Je propose que, demain, nous reparlions de la nouvelle donne politique française. Je répondrai aussi à vos intéressants commentaires sur le référendum. En attendant la composition du gouvernement (ça a l’air fastidieux !), je vous livre quelques informations sur les problématiques nouvelles de la consommation alimentaire. Ce sont des questions pour lesquelles je suis souvent interpellé par des ONG ou des associations professionnelles. Elles ne suscitent pas encore la passion du « grand public », mais elles sont emblématiques de l’évolution de notre société. Et nous avons la chance de pouvoir y réfléchir avant que le marché ne nous impose définitivement sa loi.
1) OGM : La charge de la preuve :Arnaud Apoteker, chargé de campagne OGM de Greenpeace, réclame un étiquetage positif signalant l’absence, plutôt que la présence, d’OGM dans les produits. Il y voit « un moyen de distinguer ceux qui font des efforts (sic), qui lancent des filières qualité, qui travaillent selon la charte de l’agriculture biologique… ». Moi, je suis contre. C’est un piège. Greenpeace qui passe son temps à visiter les magasins, conteste la présence de la moindre trace d’OGM dans les produits. Afficher l’absence d’OGM, c’est s’engager à en fournir la preuve. Or, aucun distributeur n’en est capable. Pourquoi alors s’auto-flageller. Et puis, il ne faudrait pas inverser la charge de la preuve. C’est aux fabricants OGM de certifier leurs produits et de les défendre.
2) OGM équitables: Max Havelaar a étendu son label à la commercialisation d’un coton équitable, produit par Dagris qui s’approvisionne auprès des producteurs d’Afrique de l’Ouest. Levée de boucliers des militants Attac, Greenpeace, et du journal L’Humanité : le coton Dagris est génétiquement modifié. Jusqu’où l’équité s’accommodera-t-elle du libre choix des producteurs. Sans mésestimer les problèmes qu’on a évoqués ici, sur les OGM, peut-on opposer un discours systématique, idéologique, à la tentative de petits producteurs d’investir dans des choix technologiques différenciants ?
Cette question me paraît fondamentale si nous ne voulons pas apparaître encore une fois comme des donneurs de leçons ou comme des néocolonialistes. Pour moi, la seule réponse est toujours contenue dans cette seule interrogation : ce coton OGM est-il nuisible ou non, respectera-t-il les règles d’étiquetage et sera-t-il importé dans un cadre légal. Subsidiairement, pourquoi un coton de marque (issu d’OGM) pourrait être librement commercialisé dans le monde, et pas un coton équitable.

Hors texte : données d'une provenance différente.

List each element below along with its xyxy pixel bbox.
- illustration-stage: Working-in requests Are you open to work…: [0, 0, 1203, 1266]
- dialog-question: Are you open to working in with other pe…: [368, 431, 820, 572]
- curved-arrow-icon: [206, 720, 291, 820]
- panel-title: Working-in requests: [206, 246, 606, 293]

3) Bio : La filière bio est en émoi. Les consommateurs plébiscitent certains produits, mais boudent franchement un label devenu trop cher. D’où une certaine crispation des producteurs. Je les soutiens sur un argument : il n’est pas normal que de grands industriels profitent de la confusion pour commercialiser sur le marché des produits « Bioplait » (Yoplait) et « Bio » (Danone) alors que ceux-ci ne contiennent aucun ingrédient issu de l’agriculture biologique. En plus, ils sont chers, même s’ils sont bons. Et ils contribuent à renchérir encore l’image du bio.